So it’s been a while. I know – I’m done with finals and all of that, but life has still been pretty busy. I started working at another job, so now I have income coming in from three different sources. It’s been fun, but kind of cuts into the free time idea. But I like being busy. I completely rearranged my room on Saturday. And I reorganized a bunch of things I’ve been meaning to go through for a while. That was exhausting but fun. On Sunday, after bombarding my mom with enough messages and calls to wish her happy mother’s day, I was a complete bum. I literally did not leave my bed all day unless it was to get food or a refill from the kitchen. It was kind of nice to just relax. But I don’t know how people do that all the time! I was bored after three hours. But I didn’t have anywhere else to be or things to do, so it was kind of nice for the day. I’ve finally gotten into a routine now. Routine’s are weird. I haven’t really had one since I was in Germany, now almost three years ago! I can’t believe it’s been that long. In other scenarios, it seems like a lifetime ago. Funny how that works, right?

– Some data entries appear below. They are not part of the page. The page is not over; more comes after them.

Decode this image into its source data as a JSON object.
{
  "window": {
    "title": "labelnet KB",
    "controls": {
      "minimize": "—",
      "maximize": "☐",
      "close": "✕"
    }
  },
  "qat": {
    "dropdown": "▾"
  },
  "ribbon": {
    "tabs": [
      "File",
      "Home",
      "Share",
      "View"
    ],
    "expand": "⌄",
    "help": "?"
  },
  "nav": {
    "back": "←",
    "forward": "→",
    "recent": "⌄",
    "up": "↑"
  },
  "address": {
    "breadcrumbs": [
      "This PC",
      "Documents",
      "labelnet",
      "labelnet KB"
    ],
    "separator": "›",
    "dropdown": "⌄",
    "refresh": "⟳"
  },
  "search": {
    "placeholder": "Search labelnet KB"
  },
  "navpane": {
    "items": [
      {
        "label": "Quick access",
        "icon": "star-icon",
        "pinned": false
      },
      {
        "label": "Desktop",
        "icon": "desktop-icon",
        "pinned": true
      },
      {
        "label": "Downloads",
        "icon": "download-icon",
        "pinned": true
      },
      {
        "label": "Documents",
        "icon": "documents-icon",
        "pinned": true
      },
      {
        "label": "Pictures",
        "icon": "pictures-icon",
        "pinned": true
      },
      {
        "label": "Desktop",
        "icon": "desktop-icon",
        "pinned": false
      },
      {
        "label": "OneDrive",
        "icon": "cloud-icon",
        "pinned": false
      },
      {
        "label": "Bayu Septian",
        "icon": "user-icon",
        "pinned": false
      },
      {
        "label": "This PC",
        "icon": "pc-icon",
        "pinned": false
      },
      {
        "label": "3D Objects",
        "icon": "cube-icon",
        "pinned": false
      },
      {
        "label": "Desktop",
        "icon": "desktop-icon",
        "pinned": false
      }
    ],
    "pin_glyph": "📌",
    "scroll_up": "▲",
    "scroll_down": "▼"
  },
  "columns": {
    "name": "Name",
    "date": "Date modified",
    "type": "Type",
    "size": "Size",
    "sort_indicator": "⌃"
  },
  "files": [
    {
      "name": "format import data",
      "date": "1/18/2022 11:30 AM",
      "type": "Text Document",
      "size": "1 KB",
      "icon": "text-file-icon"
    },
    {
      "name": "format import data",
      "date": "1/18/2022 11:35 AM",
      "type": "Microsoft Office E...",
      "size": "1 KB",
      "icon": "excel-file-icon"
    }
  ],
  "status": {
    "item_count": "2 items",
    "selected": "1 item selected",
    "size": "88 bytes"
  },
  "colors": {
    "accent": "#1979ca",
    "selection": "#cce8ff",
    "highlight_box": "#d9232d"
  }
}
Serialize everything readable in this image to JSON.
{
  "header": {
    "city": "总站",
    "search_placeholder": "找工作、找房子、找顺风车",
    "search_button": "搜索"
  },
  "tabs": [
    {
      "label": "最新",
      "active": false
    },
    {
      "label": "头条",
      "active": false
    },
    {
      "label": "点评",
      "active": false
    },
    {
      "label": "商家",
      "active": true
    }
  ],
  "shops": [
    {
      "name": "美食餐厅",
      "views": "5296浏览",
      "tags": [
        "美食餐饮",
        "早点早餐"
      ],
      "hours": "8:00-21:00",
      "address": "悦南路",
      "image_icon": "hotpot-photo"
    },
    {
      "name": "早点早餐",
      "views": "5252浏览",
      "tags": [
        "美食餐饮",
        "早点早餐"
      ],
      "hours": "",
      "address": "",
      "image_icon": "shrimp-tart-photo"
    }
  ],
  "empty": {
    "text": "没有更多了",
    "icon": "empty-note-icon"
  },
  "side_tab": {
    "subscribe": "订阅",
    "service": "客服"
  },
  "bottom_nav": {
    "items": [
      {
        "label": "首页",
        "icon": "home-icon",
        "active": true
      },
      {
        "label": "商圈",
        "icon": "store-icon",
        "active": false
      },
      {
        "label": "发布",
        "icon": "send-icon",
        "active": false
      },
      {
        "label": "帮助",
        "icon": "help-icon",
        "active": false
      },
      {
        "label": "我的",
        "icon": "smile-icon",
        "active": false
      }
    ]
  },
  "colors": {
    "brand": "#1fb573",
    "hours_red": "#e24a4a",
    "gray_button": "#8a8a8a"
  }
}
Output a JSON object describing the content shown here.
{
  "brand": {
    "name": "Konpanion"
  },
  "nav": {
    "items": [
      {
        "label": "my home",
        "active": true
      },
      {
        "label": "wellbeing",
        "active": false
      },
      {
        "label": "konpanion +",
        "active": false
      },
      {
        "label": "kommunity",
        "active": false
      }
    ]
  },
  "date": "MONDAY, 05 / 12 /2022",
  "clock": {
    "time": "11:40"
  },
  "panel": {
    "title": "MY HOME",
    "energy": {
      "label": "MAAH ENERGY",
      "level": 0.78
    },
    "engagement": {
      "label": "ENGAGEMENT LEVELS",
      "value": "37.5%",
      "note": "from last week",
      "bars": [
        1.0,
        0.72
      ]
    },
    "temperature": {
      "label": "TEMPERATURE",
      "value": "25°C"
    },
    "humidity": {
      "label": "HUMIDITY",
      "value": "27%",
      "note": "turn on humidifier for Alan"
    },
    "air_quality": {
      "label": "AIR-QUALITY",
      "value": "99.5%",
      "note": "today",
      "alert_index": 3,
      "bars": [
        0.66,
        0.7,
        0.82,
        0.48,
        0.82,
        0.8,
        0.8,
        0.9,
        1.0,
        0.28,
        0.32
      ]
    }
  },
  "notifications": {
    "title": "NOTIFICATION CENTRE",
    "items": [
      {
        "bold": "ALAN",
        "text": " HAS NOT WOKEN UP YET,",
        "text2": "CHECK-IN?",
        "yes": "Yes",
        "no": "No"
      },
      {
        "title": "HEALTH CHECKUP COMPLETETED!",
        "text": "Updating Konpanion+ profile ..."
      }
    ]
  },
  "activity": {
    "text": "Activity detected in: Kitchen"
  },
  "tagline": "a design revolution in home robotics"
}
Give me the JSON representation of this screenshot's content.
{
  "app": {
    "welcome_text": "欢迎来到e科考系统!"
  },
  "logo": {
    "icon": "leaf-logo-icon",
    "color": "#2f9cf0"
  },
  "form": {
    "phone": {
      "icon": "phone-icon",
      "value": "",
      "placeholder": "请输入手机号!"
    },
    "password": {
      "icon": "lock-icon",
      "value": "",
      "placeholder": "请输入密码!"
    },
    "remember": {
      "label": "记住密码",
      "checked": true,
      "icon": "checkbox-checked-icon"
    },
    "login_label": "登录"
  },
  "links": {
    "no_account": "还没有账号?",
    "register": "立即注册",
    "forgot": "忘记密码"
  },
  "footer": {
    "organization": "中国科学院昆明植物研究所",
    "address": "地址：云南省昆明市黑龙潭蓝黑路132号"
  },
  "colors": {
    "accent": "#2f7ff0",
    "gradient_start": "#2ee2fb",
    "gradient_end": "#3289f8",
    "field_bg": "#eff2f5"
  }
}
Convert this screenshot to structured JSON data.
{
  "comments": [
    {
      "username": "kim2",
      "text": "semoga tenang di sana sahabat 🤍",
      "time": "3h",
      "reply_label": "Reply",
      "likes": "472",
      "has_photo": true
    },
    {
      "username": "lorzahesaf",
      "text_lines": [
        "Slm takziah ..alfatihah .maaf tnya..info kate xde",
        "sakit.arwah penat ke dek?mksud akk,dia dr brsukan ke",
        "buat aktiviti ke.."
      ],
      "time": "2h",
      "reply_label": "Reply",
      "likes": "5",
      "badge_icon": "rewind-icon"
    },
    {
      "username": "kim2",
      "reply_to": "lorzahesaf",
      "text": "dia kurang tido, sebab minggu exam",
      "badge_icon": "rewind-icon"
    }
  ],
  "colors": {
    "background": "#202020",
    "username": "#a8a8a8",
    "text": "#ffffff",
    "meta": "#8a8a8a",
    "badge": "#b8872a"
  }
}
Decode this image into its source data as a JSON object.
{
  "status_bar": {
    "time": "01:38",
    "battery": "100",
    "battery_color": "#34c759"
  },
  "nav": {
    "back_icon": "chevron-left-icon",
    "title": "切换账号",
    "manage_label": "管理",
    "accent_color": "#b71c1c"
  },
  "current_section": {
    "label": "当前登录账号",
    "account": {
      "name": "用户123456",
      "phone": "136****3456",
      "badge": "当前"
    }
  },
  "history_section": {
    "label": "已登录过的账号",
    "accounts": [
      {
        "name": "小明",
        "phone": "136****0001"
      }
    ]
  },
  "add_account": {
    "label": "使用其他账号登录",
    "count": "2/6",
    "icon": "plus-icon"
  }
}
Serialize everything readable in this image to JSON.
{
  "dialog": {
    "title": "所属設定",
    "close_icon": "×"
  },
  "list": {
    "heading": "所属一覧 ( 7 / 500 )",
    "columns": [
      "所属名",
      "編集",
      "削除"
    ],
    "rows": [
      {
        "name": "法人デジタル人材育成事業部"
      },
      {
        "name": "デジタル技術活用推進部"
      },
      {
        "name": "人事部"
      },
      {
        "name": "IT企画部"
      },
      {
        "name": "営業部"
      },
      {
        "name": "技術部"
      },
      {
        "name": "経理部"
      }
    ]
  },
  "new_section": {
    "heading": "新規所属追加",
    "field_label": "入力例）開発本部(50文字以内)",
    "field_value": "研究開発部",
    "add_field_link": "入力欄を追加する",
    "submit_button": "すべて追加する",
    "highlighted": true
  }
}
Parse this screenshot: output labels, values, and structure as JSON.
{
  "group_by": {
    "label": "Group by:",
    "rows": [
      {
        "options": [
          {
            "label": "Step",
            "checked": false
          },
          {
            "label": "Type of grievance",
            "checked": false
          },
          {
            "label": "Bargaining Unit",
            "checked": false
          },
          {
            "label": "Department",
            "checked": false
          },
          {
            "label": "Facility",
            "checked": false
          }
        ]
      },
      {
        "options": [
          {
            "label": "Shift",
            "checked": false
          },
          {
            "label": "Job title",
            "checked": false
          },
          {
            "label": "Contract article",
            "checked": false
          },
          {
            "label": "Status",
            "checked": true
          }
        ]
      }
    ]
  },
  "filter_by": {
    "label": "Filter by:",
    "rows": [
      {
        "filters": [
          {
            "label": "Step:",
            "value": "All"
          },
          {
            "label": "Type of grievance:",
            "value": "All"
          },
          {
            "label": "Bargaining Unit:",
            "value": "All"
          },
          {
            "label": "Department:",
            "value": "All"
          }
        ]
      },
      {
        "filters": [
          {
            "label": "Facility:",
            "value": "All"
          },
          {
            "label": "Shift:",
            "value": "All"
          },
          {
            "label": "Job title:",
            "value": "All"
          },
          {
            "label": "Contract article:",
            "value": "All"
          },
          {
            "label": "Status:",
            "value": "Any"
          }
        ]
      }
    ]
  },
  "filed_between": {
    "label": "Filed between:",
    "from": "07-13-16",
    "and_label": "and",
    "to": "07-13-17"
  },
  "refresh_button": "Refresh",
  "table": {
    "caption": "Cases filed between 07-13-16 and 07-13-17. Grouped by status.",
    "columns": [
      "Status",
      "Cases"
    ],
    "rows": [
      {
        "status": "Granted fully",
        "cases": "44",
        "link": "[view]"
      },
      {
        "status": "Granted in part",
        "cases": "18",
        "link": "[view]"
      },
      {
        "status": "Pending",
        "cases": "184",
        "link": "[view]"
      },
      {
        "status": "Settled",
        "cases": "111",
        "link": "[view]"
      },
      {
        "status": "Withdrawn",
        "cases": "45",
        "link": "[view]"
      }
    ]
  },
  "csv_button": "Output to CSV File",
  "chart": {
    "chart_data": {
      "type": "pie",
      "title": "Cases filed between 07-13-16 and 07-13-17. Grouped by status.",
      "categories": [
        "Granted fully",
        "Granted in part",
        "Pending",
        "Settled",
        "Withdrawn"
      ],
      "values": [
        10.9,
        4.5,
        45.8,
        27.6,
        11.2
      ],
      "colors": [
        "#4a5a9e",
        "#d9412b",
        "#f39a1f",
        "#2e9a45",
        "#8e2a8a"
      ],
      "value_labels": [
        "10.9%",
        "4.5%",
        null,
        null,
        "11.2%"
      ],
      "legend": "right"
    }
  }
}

Anyway, lately I have been in a less than thrilled mood to interact with people. The random communication at work or in class is fine, but I just want my me time. I’m tired of other people. Except everyone seems to be leaving for summer or this or that and since I’ve been bogged down with finals and other obligations, I haven’t really been around much to hang out with people anyway, I seem to have been hanging out with people and talking to people even though I just kind of want to be alone. I’m not mad at anyone or anything like that, I just haven’t felt like being around other humans. I go through this phase every now and then. But I’ve sucked it up because, well, I haven’t seen people in a while or I won’t see them for a while.
But everyone (well, maybe not everyone, but a good majority of them) I’ve been dealing with seems to have these brainwashed ideas and concepts in their mind. At least that’s how it’s coming across to me. Do you ever feel like someone’s words are scripted? Like, you’re talking to them about a topic that you know the other person has considered before and it just sounds rehearsed? Not necessarily that someone else has created the words, but just that the other person has envisioned the conversation and has already planned out exactly what they were going to say. Although a lot of the deeper conversations I’ve had with some people in the past week have seemed like someone else is influencing what is being said though. It’s frustrating.
Like I said, it almost sounds like brainwashing. I had lunch with a friend the other day and everything he was saying sounded like a movie. Maybe it was just me, but none of the words coming out sounded like they were his thoughts or ideas. It was irritating as all else. And I tried to call him out on it, but was shot down. I have another friend, who I met up with the other day. We’re pretty close and I hadn’t seen her in ages, so I was excited to see her even though I wasn’t really in a people person kind of mood. We had a great time, but towards the end of the night, I brought up something that we disagreed about. We can disagree – friends are allowed to do that: another point I’ve been attempting to make quite frequently lately. But she became extremely defensive about something that was a simple observation. Her response sounded so scripted and not her. It was irritating. Almost like someone else was dictating every word she said. That seems to be happening a lot. I’m tired of not saying what’s on my mind. You don’t have to agree with me, but you can at least respect my opinion, as I will yours.
Manipulation. I guess I feel like a lot of my friends have been easily manipulated lately. Maybe they’re manipulating me. I don’t know. I just have been under this impression. I know a guy who has straight up told me that the only reason he is friends with someone else is because he can manipulate her. Seriously? Except I see it and it is very much true. Scary. She has no idea. Or maybe she does? She certainly doesn’t appear to realize the extent of it. Irritating. And I see it happening so often that I become even more and more disinclined to socialize with people. If I bring it up, people are annoyed. If I don’t, I’m acting weird. So lately I just want to tell people, just leave me alone. At least for now. Give me my space. It’s nothing specific that you did. I just don’t feel like dealing with people. Especially if the conversations sound scripted.